Kapitalizmi Yeniden Düşünmek

“Allah’a karşı borçluluk sorumluluğunu tümden inkâr eden birini tasavvur edebilir misin? Budur yetimi itip kakan ve yoksulu doyurmaya gayret etmeyen.  Olmaz olsun (böyle) ibadet edenler!   (Maun 107/1-4).”

 

Son yapılan B20 Toplantısında Sayın Ali Koç özetle şunları söyledi:

 

“Dünyada gelir dağılımı tam bir eşitsizlik üzerinedir. Gerçek sorun kapitalizmdir ve Kapitalizmin yeniden düşünülmesi gerekir. Küreselleşmenin insan tarafı yoktur.   Büyüyen ekonomide büyümeyen tek şey, ücretlerdir. Mevcut yapı sürdürülemez, paradigmalar değişmelidir.”

 

Sevinerek okudum. Ancak sevgili Ali Koç’un tam bir isabetle söylediklerini Rabbimiz, 1400 sene önce Kuran’da bütün açıklığıyla insanlığa bildirdi ve Resulü vasıtasıyla hayata nasıl geçirileceğini örnekledi.

 

MÜLK ALLAHINDIR, SERVET EMANETTİR

 

Fatiha’nın 3. Ayetinde Rabbimiz kendisi için; “Maliki yevmid din-Din gününün sahibi” der. Yani borç gününün sahibi.
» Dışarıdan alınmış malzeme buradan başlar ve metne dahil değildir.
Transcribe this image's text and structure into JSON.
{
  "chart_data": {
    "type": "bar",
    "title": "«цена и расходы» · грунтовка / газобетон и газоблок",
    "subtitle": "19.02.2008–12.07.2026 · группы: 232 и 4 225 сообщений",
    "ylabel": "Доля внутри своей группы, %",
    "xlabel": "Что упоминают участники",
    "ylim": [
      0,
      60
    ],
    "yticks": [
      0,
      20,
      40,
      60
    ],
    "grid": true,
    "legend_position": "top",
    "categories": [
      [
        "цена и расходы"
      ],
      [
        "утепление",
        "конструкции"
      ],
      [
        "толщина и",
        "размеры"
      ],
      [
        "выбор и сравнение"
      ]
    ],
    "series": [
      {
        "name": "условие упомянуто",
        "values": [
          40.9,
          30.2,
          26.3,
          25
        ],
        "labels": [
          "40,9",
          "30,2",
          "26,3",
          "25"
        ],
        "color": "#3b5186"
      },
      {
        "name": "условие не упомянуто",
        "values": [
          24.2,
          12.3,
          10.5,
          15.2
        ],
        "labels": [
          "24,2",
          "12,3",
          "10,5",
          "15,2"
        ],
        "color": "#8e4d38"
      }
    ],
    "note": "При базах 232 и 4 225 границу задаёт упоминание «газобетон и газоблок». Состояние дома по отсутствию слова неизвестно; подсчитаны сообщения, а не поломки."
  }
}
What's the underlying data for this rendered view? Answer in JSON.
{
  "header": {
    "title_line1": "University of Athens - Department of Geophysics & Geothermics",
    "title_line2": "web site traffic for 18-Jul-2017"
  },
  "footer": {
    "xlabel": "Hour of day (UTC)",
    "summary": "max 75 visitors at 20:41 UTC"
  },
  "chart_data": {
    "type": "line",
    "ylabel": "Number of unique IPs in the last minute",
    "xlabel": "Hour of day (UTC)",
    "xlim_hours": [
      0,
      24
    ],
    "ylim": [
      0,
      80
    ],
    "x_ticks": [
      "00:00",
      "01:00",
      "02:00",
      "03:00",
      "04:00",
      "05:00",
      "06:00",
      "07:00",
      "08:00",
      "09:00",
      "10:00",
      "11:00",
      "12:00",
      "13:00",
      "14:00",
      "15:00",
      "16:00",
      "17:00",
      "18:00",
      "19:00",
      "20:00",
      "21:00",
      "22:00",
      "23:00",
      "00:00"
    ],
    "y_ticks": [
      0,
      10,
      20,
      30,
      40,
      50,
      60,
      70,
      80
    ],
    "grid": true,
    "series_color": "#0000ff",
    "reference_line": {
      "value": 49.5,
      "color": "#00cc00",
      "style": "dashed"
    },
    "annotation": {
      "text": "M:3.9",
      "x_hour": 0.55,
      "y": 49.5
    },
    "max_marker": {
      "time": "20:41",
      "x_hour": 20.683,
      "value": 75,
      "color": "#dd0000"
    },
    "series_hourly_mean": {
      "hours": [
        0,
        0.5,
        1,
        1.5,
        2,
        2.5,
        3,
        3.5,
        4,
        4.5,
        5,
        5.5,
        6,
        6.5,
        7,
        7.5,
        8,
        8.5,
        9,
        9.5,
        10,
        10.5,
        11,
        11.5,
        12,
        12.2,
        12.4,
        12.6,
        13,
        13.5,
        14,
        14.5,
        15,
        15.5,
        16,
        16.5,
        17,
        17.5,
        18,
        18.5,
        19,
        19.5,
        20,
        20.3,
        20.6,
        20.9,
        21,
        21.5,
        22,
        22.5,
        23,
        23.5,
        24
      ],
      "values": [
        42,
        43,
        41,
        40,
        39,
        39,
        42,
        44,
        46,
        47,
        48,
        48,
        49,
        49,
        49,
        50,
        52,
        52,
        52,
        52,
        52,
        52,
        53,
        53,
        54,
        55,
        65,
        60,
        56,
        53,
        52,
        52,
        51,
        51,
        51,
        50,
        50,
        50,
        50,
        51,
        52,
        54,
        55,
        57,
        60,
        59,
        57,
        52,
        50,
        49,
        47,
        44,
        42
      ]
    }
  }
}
Bu en temel kavram iktisat kökenlidir ve İslamın ekonomi odaklı olduğunu gösterir.

 

Mülk Allah’ındır ve servet paylaşılacak bir emanettir.

 

 

Âdem’in oğlu Kabil mallarını mülkiyet bildi, kurbanlık olarak en kötü sebzelerden verdi. Karun da, “bu serveti kendi bilgim sayesinde ettim” demişti. Allah’a verince ellerinden çıkacağını sandılar. Aslında, Allah’a vermenin kendilerine vermek demek olduğunu anlamadılar.

 

“Servet benim” dendiğinde, insanın servetle çarpık ilişkisi başlar. İlahi kaynağından, yani Allah’tan serveti kopartmak serveti anlamsız ve amaçsız bırakır: Servet emanettir.

 

İSLAM RUHBANLIĞI, FAKİRİZMİ REDDEDER

 

İslam’da Ruhbanlık; dünyadan elini eteğini çekmek, Hint Fakirleri gibi yaşamak, “dünya leştir, onun talipleri köpektir” gibi saçmalıklar yoktur.

 

Dünya kötüdür diyenler, kötüdür dedikleri dünya ile iç içe yaşarlar. Bunlar asalaklığa hazır yaramazlardır.

 

Fakr, dünyalara sahip olsan da hiçbir şeyin sana sahip olmasına izin vermemektir.

 

SERVET SAHİBİ OLMAYALIM MI?

 

 

Elbette olalım. İslam servete, ticarete ve para kazanmaya kesinlikle karşı değildir; üstelik teşvik eder. Efendimiz bir ticaret erbabıydı; hem de uluslararası tüccardı.

 

Rabbimiz Bakara 282 Kuranda tam bir sayfayı tutan tek bir ayetle, insanlığın geleceğinde ticaret olacağına işaret etmektedir (Bakara 2/282).

 

Hz Ömer, “fakirlik insan olsa vururdum” diyor.

 

Kur’an’da ilk kıssa zenginlik-yoksulluk meselesinin ele alındığı “Bahçe sahipleri” kısasıdır (Kalem 68/17-29).

 

EKONOMİNİN TEMEL AYAĞI AHLAK OLMALI

 

Günümüz iktisadiyatı diyor ki: İnsanın ihtiyaçları sınırsızdır. Sınırsız olan insanın ihtiyaçları değil, hırsıdır. İnsan kendisi sınırlı, ihtiyaçları nasıl sınırsız olsun ki?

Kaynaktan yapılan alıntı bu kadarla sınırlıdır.